The retry loop handles transient flakes; the breaker handles persistent failure. Different responsibilities, composed at the call site.

API

type CircuitState = "closed" | "open" | "half-open";

interface CircuitSnapshot {
  state: CircuitState;
  consecutiveFailures: number;
  openedAt: number;
}

interface CircuitBreakerPolicy {
  failureThreshold: number;
  resetTimeout: Millis;
  enabled: boolean;
}

const cb: {
  policy(options: { failureThreshold; resetTimeout }): CircuitBreakerPolicy;
  none(): CircuitBreakerPolicy;
};

type CircuitEvent =
  | { type: "circuit:opened"; consecutiveFailures: number; at: Instant }
  | { type: "circuit:half-open"; at: Instant }
  | { type: "circuit:closed"; at: Instant };

interface CircuitOpenError {
  type: "CIRCUIT_OPEN";
  openedAt: number;
  willRetryAfter: number;
}

function createCircuitBreaker(options: { policy; clock }): CircuitBreaker;

What this does NOT do

• No failure rate windows. The threshold is consecutive failures, not "10 failures in the last minute." If you need sliding-window rate breakers, wrap the breaker with your own counter.
• No half-open budget. Exactly one probe is allowed in half-open. Some implementations allow N probes with a partial-success threshold; this one doesn't.
• No error-type awareness.
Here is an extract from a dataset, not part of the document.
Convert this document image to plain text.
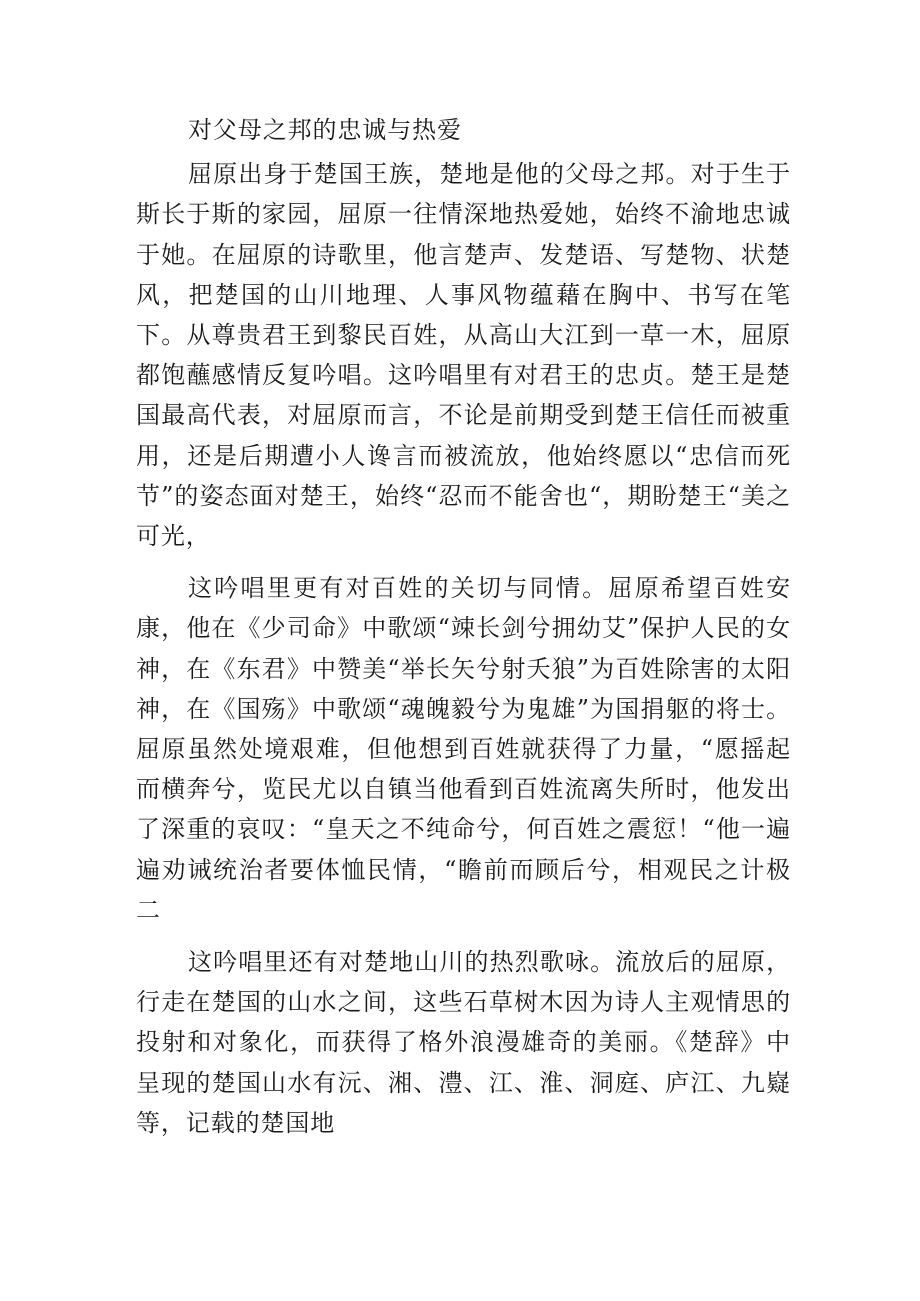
对父母之邦的忠诚与热爱

屈原出身于楚国王族，楚地是他的父母之邦。对于生于斯长于斯的家园，屈原一往情深地热爱她，始终不渝地忠诚于她。在屈原的诗歌里，他言楚声、发楚语、写楚物、状楚风，把楚国的山川地理、人事风物蕴藉在胸中、书写在笔下。从尊贵君王到黎民百姓，从高山大江到一草一木，屈原都饱蘸感情反复吟唱。这吟唱里有对君王的忠贞。楚王是楚国最高代表，对屈原而言，不论是前期受到楚王信任而被重用，还是后期遭小人谗言而被流放，他始终愿以“忠信而死节”的姿态面对楚王，始终“忍而不能舍也“，期盼楚王“美之可光，

这吟唱里更有对百姓的关切与同情。屈原希望百姓安康，他在《少司命》中歌颂“竦长剑兮拥幼艾”保护人民的女神，在《东君》中赞美“举长矢兮射夭狼”为百姓除害的太阳神，在《国殇》中歌颂“魂魄毅兮为鬼雄”为国捐躯的将士。屈原虽然处境艰难，但他想到百姓就获得了力量，“愿摇起而横奔兮，览民尤以自镇当他看到百姓流离失所时，他发出了深重的哀叹：“皇天之不纯命兮，何百姓之震愆！“他一遍遍劝诫统治者要体恤民情，“瞻前而顾后兮，相观民之计极二

这吟唱里还有对楚地山川的热烈歌咏。流放后的屈原，行走在楚国的山水之间，这些石草树木因为诗人主观情思的投射和对象化，而获得了格外浪漫雄奇的美丽。《楚辞》中呈现的楚国山水有沅、湘、澧、江、淮、洞庭、庐江、九嶷等，记载的楚国地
Every thrown error counts as a failure. If you want to ignore certain errors (e.g. 4xx HTTP responses that shouldn't open the breaker), catch them in fn and return a success value.

What you get

• Clock-driven state transitions — deterministic under ControlledClock.
• Atom-backed state — observable, composable with other Phyxius primitives.
• Structured outcomes — CIRCUIT_OPEN is a typed value with openedAt / willRetryAfter for diagnostics.
• Zero implicit behavior — cb.none() is the way to declare "no breaker," not omission.

Small primitive. Does one thing. Composes cleanly.